06.12.2013

Rally Not Over, But Shift Out of Low Beta Stocks Is Indicated

06.12.2013
Terry Flanagan

Despite the run-up in equities, there are still opportunities in selective sectors such as financial services and technology, as well as U.S. multinationals, according to analysts at BofA Merrill Lynch.

“The market is fairly valued but we could see upside over the next 12 months,” said Savita Subramanian, head of U.S. equity and quantitative strategy at BaML Global Research, at a press briefing on Wednesday. “Our price target for the S&P 500 is 1,600 at year end.”

Savita Subramanian, BaML Global Research

Savita Subramanian, BaML Global Research

The most bullish signal is the contrarian Sell Side Indicator, which is based on the average of equity allocation of analysts at the Wall Street, at the end of the month, and which measures the bullishness and bearishness of the stock analysts.

The Sell Side Indicator is currently at 49.6%, versus a 15-year average of 60.5%. Once it drops below 54.7%, it’s time to start buying.

“It is a very reliable contrarian indicator,” said Subramanian. “Strategists are recommending that less than half of portfolio allocations should be in equities, so the sentiment is fairly pessimistic, which means a buy signal for equities.”

However, while BaML is still overweight in equities, Subramanian says “we are at the inflection point for a dramatic reversal in some strategies.”

In particular, investors are likely to shift from stocks that have low price volatility to those which have high earnings stability. Also, investors are likely to shift out of high dividend-yielding stocks toward those that can grow dividends and participate in next growth cycle.

The most “out of consensus” shift will be away from U.S.-centric stocks “to the more beaten-down multinational companies in U.S. markets,” said Subramanian. “The valuation for U.S. multinationals is the lowest relative to domestics that we’ve ever seen.”
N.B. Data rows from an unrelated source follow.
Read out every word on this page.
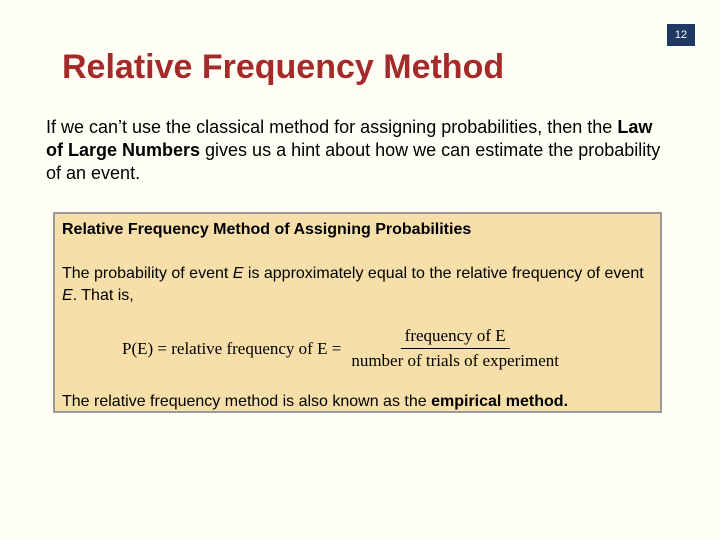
12
Relative Frequency Method
If we can’t use the classical method for assigning probabilities, then the Law of Large Numbers gives us a hint about how we can estimate the probability of an event.
Relative Frequency Method of Assigning Probabilities
The probability of event E is approximately equal to the relative frequency of event E. That is,
P(E) = relative frequency of $E = \frac{\text{frequency of E}}{\text{number of trials of experiment}}$
The relative frequency method is also known as the empirical method.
BaML’s current view is long on equities, real estate and U.S. dollar, underweight on bonds and cash, and neutral on commodities, said Michael Hartnett, chief investment strategist at BaML Global Research. Regionally, it’s overweight the United States, Europe and Japan, and underweight Asia and emerging markets. Its favorite sector globally is banking and insurance, which have been the best performing sector over the past 18 months, according to Hartnett.

BaML’s view is based on two core convictions. One is that “we continue to inhabit a high liquidity, low growth world,” Hartnett said. The second is the Great Rotation, or the idea “that we are moving from the New Normal back to the Old Normal, i.e. we will see a normalization of the economy, interest rates and asset allocation.”

Subramanian said there has been a “fundamental mispricing of risk in equities markets, in which a low beta bubble has been building over last several years.”

This low-beta bubble, or bias toward stocks that are viewed as not correlated to the broader market, has resulted in a concentration of assets in income oriented and low volatility funds. “By our lights, we could be in the process of seeing this bubble unwind,” said Subramanian. “We are starting to see stretched valuations between stocks that are low beta versus higher beta. Low beta stocks are selling at the most extreme valuations to high beta stocks in the last 25 years.”

This favoring of lower volatility over deep value stocks is ignoring the fact that “high beta stocks have a high degree of earnings stability, whereas low-beta stocks like utilities sand telecom have earnings volatility,” Subramanian said.

Technology could be the next high quality sector, as investors shift from high dividend yield to “growing” dividend yield, she said. “There’s a much higher probability of losing money in high dividend paying stocks, as opposed to stocks that can participate in cyclical growth.”